Hinton isn’t totally pessimistic. He admits AI will have benefits in healthcare and education.

AI can help doctors diagnose diseases, analyze medical images, personalize treatment. It can help students learn at their own pace, provide tutoring, make education more accessible.

But even there, it’s not all upside.

Better diagnostic AI means you need fewer radiologists. Better educational AI means you need fewer tutors and teaching assistants.

The benefits are real. But so is the job displacement.

The Real Problem Hinton Identifies

Here’s the most important thing Hinton said, and most people will miss it:

The problem isn’t AI itself. It’s how we organize society.

Right now, we live in a system where most people need jobs to survive. Income comes from employment. No job means no money, no healthcare, no security.

So when AI eliminates jobs, that’s catastrophic for individuals even if it’s profitable for companies.

Hinton is pointing out that our entire social structure assumes full employment. When that assumption breaks, the system breaks.

Unless we restructure how society works, how wealth is distributed, and how people access resources, AI-driven job displacement creates a crisis.

What Makes This Warning Different

Lots of people warn about AI and jobs. But most of them are outside the industry, or they’re critics, or they’re trying to sell you something.

Hinton is different. He’s not some Luddite afraid of technology. He invented this technology. He won a Nobel Prize for work that made modern AI possible.

And he quit Google specifically so he could speak freely about AI risks without it reflecting on his employer.

When the person who created the technology warns you about its consequences, you should probably listen.

The Uncomfortable Truth

Here’s what Hinton is really saying, stripped of all politeness:

Tech companies are spending hundreds of billions on AI. That investment only pays off if they fire massive numbers of workers and pocket the salary savings. They know this. Their business plans depend on it.

Everything else, all the talk about augmentation and productivity and creating new jobs, is PR.

The actual business model is: build AI, replace workers, increase profits.

And unless society fundamentally changes how it works, this is going to devastate a lot of people while making shareholders very rich.

My Take

I think Hinton is right, and it’s terrifying that he’s right.

The math is simple. Companies are investing too much money in AI for the returns to come from anything other than large-scale job replacement. The spending only makes sense if the plan is to eliminate positions.

And they’re not going to admit that’s the plan until it’s already happening.

We’ll keep hearing about culture changes and organizational efficiency and digital transformation. But the reality is what Hinton described: companies betting on AI to replace human labor because that’s where the money is.

The scary part isn’t that one guy thinks this. The scary part is that he invented the technology, understands it better than almost anyone, and he’s warning us that the people building AI are building it specifically to replace jobs.

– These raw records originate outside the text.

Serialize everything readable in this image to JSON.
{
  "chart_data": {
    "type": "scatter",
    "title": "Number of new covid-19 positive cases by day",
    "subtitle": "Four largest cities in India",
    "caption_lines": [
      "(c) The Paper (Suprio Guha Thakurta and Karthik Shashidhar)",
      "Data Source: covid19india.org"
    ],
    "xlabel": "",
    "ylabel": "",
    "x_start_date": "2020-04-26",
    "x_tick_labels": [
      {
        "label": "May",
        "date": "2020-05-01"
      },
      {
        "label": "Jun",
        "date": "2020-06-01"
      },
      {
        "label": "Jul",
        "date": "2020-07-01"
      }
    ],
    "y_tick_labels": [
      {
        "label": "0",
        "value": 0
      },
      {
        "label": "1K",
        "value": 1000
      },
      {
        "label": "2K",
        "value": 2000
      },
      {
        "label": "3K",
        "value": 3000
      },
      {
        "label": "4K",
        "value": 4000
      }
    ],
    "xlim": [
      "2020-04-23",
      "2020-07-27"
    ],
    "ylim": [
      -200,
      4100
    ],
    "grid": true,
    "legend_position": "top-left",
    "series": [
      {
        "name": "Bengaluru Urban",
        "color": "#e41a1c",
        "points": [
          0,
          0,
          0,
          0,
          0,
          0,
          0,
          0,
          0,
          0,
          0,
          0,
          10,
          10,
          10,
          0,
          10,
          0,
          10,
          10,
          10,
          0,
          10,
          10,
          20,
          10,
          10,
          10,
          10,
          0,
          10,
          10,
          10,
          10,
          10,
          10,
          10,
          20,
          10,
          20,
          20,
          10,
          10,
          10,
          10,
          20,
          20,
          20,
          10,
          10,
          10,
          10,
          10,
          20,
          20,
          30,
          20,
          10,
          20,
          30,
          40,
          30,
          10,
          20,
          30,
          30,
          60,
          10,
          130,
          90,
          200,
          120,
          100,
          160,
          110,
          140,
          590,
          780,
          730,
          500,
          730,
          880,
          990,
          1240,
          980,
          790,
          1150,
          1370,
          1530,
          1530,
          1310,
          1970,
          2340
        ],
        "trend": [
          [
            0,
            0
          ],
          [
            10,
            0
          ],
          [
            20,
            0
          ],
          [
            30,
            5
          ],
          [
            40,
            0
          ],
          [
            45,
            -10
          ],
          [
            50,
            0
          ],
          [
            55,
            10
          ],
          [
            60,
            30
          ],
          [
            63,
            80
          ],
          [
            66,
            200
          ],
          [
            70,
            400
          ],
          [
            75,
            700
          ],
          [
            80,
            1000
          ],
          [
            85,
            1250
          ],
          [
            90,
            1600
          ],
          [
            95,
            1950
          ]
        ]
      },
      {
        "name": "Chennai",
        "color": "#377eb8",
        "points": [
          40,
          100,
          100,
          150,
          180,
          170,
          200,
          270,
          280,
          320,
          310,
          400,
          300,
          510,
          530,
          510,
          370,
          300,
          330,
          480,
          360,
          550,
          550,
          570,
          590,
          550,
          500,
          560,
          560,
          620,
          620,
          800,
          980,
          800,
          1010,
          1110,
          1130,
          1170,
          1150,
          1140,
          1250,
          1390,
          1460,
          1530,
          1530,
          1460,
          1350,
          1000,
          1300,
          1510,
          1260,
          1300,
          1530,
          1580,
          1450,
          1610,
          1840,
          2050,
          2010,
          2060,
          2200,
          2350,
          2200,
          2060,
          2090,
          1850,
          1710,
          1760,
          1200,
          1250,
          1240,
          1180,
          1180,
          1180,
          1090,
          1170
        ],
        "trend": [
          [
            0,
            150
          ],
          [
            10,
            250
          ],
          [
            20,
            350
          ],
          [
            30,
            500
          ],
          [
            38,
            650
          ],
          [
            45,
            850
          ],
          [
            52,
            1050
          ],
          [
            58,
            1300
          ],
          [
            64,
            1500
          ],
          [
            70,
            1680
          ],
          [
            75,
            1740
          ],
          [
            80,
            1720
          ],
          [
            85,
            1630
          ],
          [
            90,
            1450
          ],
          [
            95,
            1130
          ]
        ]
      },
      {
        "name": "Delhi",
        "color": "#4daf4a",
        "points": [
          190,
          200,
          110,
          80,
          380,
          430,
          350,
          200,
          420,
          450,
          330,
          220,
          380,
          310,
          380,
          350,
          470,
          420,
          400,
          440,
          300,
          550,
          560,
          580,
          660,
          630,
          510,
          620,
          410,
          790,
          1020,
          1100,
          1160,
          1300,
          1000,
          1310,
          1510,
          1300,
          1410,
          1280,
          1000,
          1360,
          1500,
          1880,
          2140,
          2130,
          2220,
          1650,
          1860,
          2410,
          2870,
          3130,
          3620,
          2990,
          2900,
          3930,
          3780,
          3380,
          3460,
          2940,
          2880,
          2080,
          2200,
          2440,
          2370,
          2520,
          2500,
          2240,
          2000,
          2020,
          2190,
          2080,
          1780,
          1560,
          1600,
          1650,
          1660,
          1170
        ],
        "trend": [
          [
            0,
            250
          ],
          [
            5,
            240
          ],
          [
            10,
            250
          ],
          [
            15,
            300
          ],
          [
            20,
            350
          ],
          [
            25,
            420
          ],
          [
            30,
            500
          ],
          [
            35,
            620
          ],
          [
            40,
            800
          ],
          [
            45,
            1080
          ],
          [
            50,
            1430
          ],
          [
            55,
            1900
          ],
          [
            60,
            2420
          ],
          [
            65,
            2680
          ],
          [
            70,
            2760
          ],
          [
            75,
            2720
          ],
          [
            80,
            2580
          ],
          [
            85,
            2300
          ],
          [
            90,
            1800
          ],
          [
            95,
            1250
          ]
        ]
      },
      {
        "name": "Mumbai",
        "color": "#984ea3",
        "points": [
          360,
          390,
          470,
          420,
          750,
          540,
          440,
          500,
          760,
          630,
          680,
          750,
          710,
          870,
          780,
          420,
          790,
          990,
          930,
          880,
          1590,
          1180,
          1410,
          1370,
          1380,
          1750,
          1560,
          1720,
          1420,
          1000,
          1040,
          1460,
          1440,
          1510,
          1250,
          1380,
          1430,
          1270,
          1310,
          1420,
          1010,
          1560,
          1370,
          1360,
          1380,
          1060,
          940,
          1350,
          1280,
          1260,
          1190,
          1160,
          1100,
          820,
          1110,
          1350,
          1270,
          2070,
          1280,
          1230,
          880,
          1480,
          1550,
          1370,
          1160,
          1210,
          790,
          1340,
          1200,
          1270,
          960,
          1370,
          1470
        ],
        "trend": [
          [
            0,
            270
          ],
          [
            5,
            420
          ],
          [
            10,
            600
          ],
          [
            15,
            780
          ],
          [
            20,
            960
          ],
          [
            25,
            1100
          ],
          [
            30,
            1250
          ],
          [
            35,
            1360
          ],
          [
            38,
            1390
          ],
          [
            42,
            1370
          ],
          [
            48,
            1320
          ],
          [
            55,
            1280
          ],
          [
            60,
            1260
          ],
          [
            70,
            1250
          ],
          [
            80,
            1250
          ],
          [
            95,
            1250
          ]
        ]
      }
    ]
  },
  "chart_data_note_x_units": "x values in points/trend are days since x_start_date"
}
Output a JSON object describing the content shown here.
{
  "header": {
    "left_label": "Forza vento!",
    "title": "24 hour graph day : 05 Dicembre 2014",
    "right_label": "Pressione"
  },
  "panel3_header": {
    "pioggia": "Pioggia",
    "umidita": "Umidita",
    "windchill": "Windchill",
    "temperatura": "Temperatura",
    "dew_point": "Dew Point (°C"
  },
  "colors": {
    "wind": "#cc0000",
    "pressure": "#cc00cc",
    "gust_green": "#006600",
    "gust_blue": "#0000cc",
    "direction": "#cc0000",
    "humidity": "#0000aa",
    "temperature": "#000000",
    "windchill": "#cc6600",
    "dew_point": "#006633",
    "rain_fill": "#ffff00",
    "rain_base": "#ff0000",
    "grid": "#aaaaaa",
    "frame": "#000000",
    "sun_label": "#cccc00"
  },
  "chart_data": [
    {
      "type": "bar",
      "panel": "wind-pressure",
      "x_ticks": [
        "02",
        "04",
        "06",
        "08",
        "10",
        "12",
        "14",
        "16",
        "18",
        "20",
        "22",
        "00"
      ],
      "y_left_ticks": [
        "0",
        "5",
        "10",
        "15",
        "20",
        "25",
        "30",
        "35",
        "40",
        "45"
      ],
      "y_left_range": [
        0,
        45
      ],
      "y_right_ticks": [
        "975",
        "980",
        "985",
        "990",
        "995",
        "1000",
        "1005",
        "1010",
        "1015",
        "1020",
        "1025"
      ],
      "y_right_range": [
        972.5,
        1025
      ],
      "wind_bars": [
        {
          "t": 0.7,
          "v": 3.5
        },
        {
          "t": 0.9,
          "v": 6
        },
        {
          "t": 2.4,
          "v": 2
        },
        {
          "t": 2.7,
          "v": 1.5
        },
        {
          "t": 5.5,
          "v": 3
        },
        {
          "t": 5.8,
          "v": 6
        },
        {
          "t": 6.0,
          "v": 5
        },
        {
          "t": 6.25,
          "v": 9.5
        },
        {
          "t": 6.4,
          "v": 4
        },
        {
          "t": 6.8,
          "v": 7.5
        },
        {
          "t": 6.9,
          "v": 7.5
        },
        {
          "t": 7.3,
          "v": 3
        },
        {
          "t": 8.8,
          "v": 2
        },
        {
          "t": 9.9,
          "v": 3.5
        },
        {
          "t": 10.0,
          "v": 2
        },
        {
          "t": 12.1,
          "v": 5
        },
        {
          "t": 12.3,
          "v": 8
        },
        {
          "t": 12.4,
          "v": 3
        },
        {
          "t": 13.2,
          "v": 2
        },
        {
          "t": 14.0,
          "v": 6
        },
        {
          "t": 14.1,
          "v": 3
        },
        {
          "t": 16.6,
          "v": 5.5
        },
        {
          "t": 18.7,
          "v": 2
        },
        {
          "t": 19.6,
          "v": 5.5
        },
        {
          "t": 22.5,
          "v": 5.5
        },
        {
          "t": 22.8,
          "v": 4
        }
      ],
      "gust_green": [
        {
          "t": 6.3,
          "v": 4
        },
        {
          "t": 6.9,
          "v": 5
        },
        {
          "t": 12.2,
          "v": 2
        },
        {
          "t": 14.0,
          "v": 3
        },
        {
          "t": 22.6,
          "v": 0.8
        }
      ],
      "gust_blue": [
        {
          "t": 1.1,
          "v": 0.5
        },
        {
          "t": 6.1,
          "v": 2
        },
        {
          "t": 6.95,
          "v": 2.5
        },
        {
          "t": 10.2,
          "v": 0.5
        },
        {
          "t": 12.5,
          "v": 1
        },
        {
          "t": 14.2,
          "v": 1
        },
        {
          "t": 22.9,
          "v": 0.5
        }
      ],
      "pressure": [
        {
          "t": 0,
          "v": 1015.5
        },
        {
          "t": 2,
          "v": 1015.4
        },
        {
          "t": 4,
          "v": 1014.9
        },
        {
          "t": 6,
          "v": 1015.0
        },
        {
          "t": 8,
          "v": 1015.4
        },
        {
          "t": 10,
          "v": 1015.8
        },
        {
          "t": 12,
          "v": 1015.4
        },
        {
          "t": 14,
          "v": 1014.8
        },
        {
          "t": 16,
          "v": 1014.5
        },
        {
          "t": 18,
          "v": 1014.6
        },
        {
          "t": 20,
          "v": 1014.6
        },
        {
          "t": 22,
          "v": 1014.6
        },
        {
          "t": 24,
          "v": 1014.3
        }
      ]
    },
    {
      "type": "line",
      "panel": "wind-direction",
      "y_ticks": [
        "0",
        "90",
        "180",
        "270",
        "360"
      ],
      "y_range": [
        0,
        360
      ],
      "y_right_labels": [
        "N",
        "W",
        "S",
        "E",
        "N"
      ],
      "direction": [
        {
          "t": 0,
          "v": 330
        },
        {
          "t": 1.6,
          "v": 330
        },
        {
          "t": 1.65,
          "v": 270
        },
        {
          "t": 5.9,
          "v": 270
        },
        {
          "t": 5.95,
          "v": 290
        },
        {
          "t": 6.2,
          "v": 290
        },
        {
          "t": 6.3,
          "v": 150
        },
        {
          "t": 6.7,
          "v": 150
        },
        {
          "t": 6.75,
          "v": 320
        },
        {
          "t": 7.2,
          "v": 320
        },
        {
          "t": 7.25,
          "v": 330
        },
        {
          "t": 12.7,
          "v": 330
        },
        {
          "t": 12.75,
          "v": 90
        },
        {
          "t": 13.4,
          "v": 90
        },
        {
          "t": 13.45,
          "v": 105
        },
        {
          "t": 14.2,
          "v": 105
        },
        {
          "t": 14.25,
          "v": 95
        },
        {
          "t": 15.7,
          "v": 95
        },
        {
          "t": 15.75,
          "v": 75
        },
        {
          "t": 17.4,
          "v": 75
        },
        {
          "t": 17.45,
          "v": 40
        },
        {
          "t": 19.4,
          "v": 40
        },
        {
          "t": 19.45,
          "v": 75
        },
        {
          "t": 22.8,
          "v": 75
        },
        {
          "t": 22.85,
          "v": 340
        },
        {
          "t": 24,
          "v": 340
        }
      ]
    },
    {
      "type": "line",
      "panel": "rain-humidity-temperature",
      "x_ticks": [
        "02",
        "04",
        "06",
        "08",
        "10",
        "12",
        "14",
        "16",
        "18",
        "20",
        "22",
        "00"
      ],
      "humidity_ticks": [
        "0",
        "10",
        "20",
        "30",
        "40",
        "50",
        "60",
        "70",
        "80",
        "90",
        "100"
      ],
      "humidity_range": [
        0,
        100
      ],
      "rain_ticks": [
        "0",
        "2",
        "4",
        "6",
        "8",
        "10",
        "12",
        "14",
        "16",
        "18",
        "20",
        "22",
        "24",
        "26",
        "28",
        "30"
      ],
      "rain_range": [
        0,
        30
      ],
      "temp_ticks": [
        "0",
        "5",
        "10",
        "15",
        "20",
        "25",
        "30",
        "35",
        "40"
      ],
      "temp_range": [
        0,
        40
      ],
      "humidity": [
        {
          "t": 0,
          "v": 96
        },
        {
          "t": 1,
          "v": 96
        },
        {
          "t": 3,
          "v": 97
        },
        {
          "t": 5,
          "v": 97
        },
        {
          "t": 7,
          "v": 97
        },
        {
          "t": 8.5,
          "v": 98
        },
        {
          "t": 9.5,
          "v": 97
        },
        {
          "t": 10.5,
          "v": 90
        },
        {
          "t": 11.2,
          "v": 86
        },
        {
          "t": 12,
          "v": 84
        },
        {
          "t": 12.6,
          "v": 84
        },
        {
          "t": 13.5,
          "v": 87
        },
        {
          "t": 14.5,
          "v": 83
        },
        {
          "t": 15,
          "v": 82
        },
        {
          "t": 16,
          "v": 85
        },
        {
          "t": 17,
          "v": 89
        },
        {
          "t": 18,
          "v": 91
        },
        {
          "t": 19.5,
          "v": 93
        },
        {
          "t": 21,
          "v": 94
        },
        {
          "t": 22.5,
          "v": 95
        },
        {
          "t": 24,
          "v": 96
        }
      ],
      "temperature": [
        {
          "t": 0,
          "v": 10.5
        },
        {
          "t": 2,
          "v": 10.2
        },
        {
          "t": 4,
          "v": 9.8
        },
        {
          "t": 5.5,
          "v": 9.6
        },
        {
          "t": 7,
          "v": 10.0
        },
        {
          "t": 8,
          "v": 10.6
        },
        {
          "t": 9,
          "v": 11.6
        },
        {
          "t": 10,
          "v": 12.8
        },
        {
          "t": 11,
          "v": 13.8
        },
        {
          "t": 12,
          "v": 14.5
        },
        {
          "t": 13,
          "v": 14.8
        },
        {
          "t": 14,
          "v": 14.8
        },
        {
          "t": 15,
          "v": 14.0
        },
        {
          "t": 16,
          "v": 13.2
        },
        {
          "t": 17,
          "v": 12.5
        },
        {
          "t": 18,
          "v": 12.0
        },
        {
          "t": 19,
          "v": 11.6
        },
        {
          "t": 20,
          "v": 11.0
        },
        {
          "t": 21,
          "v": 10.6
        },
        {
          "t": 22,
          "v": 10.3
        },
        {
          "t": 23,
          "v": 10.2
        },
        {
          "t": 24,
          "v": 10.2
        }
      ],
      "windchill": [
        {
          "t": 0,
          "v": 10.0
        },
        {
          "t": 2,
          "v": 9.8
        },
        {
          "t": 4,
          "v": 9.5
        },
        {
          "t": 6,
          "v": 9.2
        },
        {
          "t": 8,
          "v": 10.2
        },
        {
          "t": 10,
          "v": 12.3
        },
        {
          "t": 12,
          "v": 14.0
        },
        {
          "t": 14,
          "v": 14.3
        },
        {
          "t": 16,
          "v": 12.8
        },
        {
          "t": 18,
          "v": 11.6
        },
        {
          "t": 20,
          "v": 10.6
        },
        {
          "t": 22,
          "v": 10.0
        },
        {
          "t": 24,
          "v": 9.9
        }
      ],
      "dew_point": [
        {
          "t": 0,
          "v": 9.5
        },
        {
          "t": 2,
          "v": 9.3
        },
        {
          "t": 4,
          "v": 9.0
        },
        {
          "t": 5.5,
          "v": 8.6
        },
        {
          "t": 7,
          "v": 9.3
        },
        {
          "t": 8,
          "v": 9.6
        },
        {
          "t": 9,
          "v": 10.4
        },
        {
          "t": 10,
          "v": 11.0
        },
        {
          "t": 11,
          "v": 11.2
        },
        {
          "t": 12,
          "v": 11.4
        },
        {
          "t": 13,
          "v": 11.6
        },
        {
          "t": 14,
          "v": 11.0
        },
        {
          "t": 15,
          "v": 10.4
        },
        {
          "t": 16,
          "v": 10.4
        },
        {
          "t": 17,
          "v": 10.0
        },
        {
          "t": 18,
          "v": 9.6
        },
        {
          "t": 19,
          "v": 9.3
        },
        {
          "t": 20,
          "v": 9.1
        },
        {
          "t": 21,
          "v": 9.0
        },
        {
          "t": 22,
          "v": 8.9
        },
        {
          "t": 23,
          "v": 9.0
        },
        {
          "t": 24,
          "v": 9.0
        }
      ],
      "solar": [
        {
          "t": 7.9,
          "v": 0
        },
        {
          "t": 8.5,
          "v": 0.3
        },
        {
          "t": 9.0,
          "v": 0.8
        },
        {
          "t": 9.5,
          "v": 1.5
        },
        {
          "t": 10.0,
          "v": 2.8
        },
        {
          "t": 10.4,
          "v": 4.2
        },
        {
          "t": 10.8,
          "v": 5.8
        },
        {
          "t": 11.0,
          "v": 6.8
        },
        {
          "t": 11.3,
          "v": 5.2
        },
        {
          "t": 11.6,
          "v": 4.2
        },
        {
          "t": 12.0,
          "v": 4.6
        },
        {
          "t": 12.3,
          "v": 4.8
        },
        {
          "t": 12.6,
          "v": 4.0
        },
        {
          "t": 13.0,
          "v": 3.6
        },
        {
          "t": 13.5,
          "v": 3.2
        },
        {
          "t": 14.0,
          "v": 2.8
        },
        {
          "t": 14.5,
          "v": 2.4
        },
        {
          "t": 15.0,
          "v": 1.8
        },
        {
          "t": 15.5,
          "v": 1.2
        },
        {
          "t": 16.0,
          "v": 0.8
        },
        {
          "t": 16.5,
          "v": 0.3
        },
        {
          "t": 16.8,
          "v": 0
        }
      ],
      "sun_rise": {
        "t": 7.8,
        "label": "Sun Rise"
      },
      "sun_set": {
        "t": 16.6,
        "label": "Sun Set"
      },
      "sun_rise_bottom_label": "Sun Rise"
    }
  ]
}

We should probably pay attention!!!

Do you think Hinton is right? Can tech companies make back their AI investments without massive job cuts? Or is he just stating the obvious that everyone else is too polite to say?

Because if he’s right, and I think he is, we’re not preparing for what’s coming. We’re still pretending this is about productivity tools and augmentation while companies are quietly planning for something much more disruptive.